Despite that fact, Black people have still been hesitant in this country about getting the coronavirus vaccine even when Dr. Fauci and other medical experts have urged everyone to get vaccinated as quickly as possible.
But, in a study from researchers at The Ohio State University, Black people who were initially hesitant about getting the COVID-19 vaccine were more likely than white people to come around to getting the vaccine as the pandemic continued and view it as essential protection, according to Ohio State News.
Ohio State News has more on the details of the study:
The study followed the same group of Americans over time, surveying them about their views regarding the pandemic. This approach allowed the researchers to measure how individual and group perspectives shifted during a time when the world was gaining new information about both the virus and the vaccine by the day.

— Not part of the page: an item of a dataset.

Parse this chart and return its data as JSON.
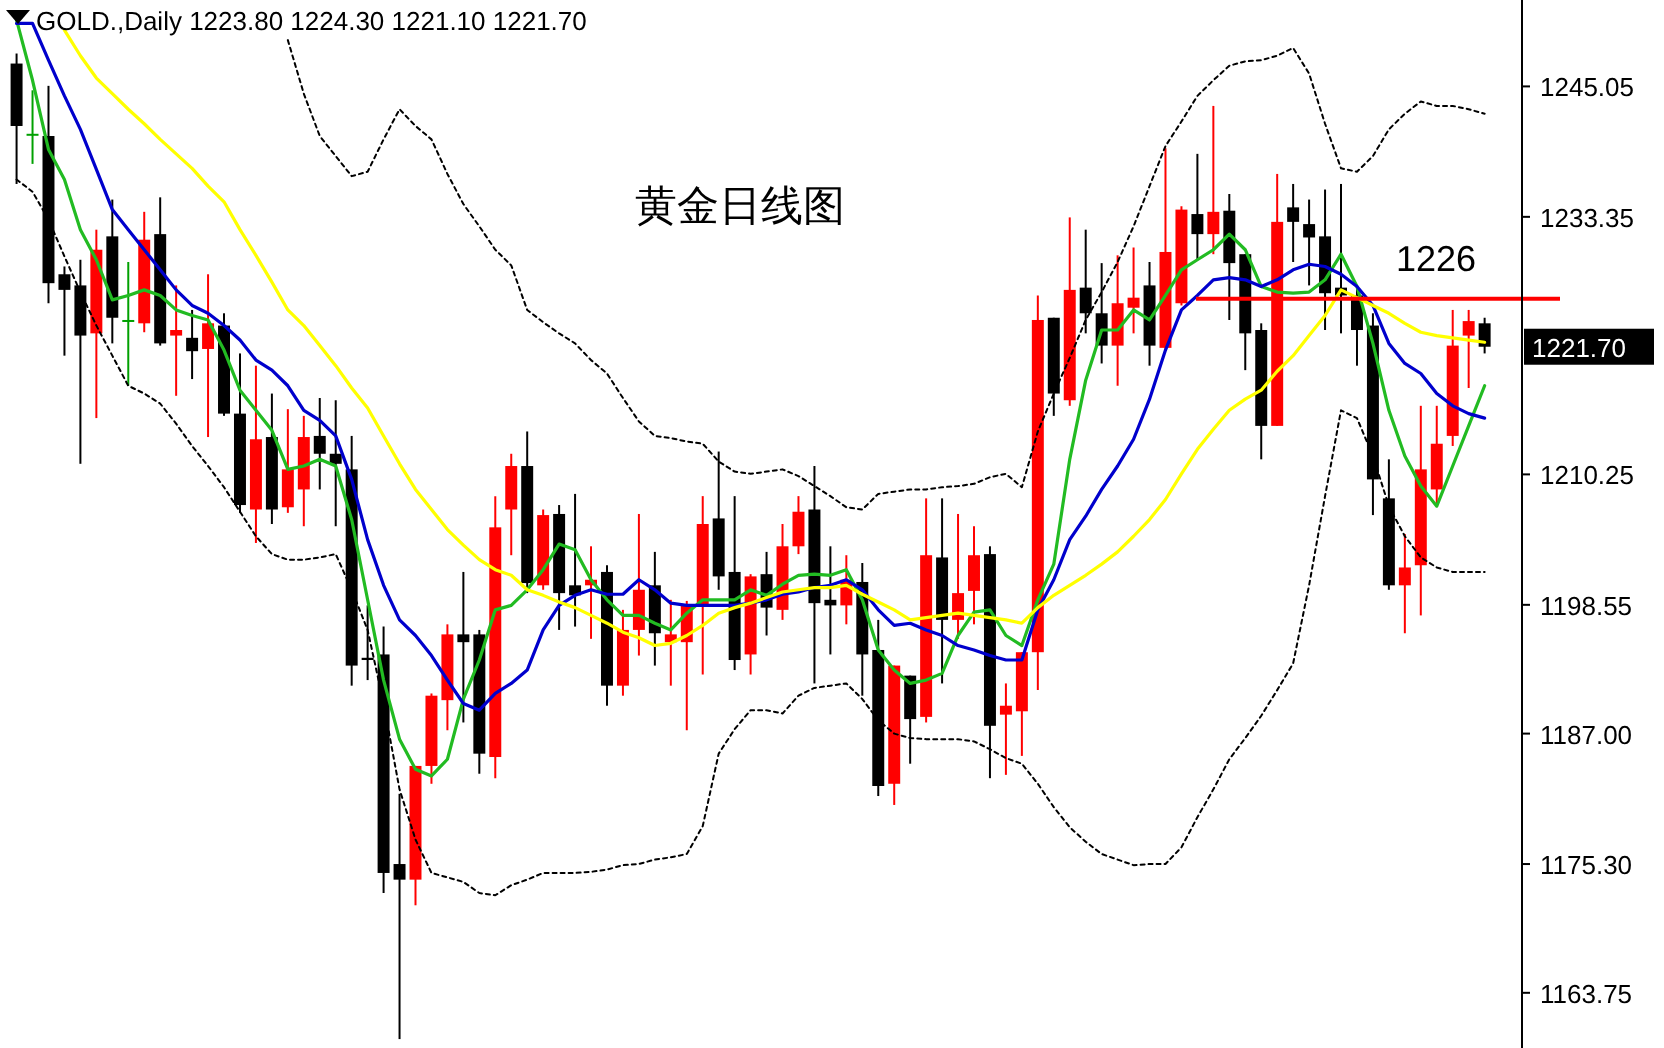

“As availability of the vaccine approached, and then as it became available, we were hearing as part of the national conversation this assumption that Black Americans would be less likely to seek vaccines because of well-earned distrust shaped by racism,” Padamsee said.
“But we also know that Black Americans are highly motivated to take care of themselves and their communities,” she said.
Data was collected in seven waves from an initial group of 1,200 participants (response numbers decreased modestly as the study progressed). The surveys began before vaccines became available in late 2020, and ended in June 2021. Participants were asked about their likelihood of getting a vaccine and about their beliefs regarding the safety, efficacy and need for the vaccine.
About 38% of Black participants and 28% of white participants were hesitant at the start of the study. By June, 26% of Black participants and 27% of white participants were hesitant. The data pointed to changes in beliefs about the protections the vaccine offered as a key explanation.
“The data suggest that Black communities were particularly focused on ways to protect themselves and their communities as more evidence emerged that vaccines were effective and safe,” said study co-author Kelly Garrett, professor of communication at Ohio State.
Some of the hesitancy comes from past trauma such as the Tuskegee Syphilis Study and the unethical use of cancer cells from Henrietta Lacks. Those incidents have added to the Black community’s distrust of the medical field and provide important context for understanding vaccine hesitancy in Black communities, researchers said in their study, according to Ohio State News.
But it could be because Black people have less access and availability to get the vaccine due to their circumstances.
More from Ohio State News:
“I expected that the same qualities that lead Black communities to be cautious about a new vaccine would lead them to accept the vaccine once they gathered more information. The unifying theme is protection. Black Americans want to protect themselves and their communities,” she said.
“Any story that sounds like ‘Black people don’t want to take care of themselves as much as white people’ sounds immediately suspicious to me. That story is generally wrong – it’s that something is standing in their way.”
The study from Ohio State researchers was supported by the National Science Foundation, according to Ohio State News.